Sentiment d’injustice

Ce sentiment d’injustice éprouvé par des individus qui, jusque-là, ne se sentaient pas menacés dans leur confort social, peut prendre des tournures dramatiques inattendues, comme on les a vues aux Etats-Unis durant le crash financo-bancaire des ‘subprimes’ où des cadres s’étaient suicidés, en constatant aucune issue à leur destin. On ne soupçonne pas assez l’impact des crises économiques sur cette catégorie de citoyens, plus attachés à un style de vie dépensier en raison du fort sentiment de ‘paraitre’, indispensable afin d’être inclus dans une ‘caste’, avec ses normes et ses standards qui définissent son statut.
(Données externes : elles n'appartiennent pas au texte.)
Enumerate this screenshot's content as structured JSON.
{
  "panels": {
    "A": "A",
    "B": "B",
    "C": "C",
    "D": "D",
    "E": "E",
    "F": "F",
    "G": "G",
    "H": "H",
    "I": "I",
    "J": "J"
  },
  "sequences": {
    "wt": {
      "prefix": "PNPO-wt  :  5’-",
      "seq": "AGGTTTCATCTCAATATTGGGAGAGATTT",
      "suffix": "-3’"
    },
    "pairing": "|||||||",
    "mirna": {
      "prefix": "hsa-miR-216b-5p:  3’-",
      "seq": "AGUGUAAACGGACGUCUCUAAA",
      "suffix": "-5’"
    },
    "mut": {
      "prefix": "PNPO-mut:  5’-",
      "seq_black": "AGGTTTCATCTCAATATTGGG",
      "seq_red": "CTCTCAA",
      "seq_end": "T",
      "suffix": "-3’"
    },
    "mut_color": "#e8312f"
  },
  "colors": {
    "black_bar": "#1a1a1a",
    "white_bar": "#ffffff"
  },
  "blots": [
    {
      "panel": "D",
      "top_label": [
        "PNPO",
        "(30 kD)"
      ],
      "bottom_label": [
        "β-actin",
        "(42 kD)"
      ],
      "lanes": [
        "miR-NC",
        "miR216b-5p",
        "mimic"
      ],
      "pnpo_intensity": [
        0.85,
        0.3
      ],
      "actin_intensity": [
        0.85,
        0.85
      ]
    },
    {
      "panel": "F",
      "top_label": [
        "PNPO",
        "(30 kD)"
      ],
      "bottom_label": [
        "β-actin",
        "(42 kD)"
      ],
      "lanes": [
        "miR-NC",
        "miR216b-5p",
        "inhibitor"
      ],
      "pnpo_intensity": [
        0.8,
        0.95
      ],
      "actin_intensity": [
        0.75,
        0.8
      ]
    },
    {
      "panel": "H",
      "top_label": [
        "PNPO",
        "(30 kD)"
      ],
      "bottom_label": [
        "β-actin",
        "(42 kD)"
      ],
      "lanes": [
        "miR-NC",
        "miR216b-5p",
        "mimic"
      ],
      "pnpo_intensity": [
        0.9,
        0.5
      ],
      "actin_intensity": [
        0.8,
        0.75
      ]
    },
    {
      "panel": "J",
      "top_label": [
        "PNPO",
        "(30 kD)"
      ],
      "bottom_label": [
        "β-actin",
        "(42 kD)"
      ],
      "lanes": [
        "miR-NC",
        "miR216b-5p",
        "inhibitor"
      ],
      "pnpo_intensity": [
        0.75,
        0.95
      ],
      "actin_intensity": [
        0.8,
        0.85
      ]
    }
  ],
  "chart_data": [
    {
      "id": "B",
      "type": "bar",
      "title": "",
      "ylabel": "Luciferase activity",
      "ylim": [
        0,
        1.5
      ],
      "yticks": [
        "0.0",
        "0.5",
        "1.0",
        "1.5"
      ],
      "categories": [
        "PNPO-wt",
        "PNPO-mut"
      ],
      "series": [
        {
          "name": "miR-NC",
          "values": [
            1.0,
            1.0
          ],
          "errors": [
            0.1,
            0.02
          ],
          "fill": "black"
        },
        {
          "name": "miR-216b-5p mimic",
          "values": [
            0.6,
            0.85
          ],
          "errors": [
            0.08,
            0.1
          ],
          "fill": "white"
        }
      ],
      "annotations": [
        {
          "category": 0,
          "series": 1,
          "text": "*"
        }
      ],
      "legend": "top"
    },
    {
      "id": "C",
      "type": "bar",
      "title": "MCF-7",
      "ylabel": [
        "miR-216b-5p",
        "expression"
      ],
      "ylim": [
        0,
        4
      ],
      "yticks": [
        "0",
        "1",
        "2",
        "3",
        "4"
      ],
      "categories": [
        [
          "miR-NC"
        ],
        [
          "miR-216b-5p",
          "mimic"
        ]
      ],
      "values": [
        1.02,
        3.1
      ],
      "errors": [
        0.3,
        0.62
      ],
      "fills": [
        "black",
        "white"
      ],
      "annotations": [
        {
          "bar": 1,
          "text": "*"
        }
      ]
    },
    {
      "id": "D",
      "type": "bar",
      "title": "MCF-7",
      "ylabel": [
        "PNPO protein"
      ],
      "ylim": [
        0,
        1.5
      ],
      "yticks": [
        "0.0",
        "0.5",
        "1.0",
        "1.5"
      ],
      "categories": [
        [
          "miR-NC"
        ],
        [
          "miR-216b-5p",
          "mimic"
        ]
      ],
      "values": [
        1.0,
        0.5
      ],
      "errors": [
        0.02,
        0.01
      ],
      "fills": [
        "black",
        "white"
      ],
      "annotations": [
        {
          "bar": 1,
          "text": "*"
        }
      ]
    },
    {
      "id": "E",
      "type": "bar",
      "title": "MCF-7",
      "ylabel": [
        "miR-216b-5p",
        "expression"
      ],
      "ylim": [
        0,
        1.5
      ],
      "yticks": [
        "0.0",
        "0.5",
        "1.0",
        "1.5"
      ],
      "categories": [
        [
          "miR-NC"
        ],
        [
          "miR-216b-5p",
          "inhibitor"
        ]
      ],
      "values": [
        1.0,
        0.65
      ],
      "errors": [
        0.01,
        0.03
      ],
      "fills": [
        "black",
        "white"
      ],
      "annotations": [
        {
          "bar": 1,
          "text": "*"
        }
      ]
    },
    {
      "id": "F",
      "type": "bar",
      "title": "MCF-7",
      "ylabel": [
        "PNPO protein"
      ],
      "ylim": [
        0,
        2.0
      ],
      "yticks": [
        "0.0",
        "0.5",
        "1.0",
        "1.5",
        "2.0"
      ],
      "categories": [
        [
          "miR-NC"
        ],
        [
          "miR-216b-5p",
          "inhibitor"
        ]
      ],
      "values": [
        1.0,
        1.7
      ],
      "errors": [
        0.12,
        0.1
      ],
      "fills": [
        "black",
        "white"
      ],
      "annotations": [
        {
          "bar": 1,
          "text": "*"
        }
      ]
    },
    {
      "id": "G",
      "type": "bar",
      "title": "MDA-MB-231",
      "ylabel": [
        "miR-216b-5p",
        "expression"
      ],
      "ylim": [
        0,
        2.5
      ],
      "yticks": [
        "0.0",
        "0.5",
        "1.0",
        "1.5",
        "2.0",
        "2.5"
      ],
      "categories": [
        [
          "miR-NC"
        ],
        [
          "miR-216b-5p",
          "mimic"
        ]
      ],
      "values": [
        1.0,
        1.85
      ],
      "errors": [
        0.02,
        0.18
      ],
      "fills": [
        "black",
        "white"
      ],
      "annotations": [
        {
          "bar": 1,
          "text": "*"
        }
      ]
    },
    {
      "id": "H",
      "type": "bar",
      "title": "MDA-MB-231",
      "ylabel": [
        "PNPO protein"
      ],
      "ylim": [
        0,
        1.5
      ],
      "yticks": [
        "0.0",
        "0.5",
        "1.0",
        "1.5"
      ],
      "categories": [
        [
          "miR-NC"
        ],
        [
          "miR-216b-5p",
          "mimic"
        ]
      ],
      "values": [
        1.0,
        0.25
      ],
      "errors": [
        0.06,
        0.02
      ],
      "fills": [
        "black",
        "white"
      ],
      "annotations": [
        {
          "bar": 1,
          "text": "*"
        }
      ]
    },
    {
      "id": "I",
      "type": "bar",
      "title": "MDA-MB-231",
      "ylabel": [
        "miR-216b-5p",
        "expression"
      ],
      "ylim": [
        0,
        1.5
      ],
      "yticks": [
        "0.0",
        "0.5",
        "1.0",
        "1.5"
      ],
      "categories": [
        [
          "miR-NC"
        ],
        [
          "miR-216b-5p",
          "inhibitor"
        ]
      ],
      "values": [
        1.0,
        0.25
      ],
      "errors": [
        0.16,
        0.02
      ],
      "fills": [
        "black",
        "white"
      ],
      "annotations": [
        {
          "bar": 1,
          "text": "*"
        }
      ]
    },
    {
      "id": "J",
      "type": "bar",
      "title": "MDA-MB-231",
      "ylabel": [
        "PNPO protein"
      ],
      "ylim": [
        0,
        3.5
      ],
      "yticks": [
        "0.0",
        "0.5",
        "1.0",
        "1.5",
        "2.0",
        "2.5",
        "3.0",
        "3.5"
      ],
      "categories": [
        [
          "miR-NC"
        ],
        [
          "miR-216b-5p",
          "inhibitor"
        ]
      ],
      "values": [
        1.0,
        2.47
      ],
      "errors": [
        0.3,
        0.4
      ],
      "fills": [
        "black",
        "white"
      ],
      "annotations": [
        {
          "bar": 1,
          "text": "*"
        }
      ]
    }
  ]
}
Dans un pays en développement comme Maurice, mais avec une fonction publique mise en place par les Britanniques, lui conférant de très hautes responsabilités après l’Indépendance, assorties d’un certain nombre de privilèges, les cadres de ce service public ont toujours bénéficie de filets de protection, alors que dans le privé, il fallait faire partie des grands conglomérats pour sécuriser les départs à la retraite et jouir de certains privilèges presque semblables avec ceux en vigueur dans la fonction publique.

Rigueur budgétaire

Est-ce que la Covid-19 est-elle en train d’appauvrir des pays en développement comme l’ile Maurice ? « La Covid-19 représente une crise dévastatrice et sans précèdent qui nous touche tous, partout. Aucune région nu aucun pays ne sont épargnés. C’est un moment décisif dans l’histoire de l’humanité », avait souligné Antonio Guterres, secrétaire général de l’ONU dans un récent appel à l’allègement de la dette des pays pauvres. Mais cet appel risque de passer à côté de ses objectifs s’il est entendu par le groupe des pays les plus riches au monde (le G7), car les pays concernés doivent d’abord et eux-mêmes consentir a des efforts de rigueur budgétaire. S’il est essentiel de maintenir les acquis de l’État-Providence, en ce qu’il soutient les pauvres en termes de santé, d’éducation et de prestation sociales, nécessaires à la préservation du tissu économico-social, l’État doit, en revanche, abolir les dépenses inutiles et les privilèges, là ils sont flagrants et font apparaitre des disparités de styles de vie.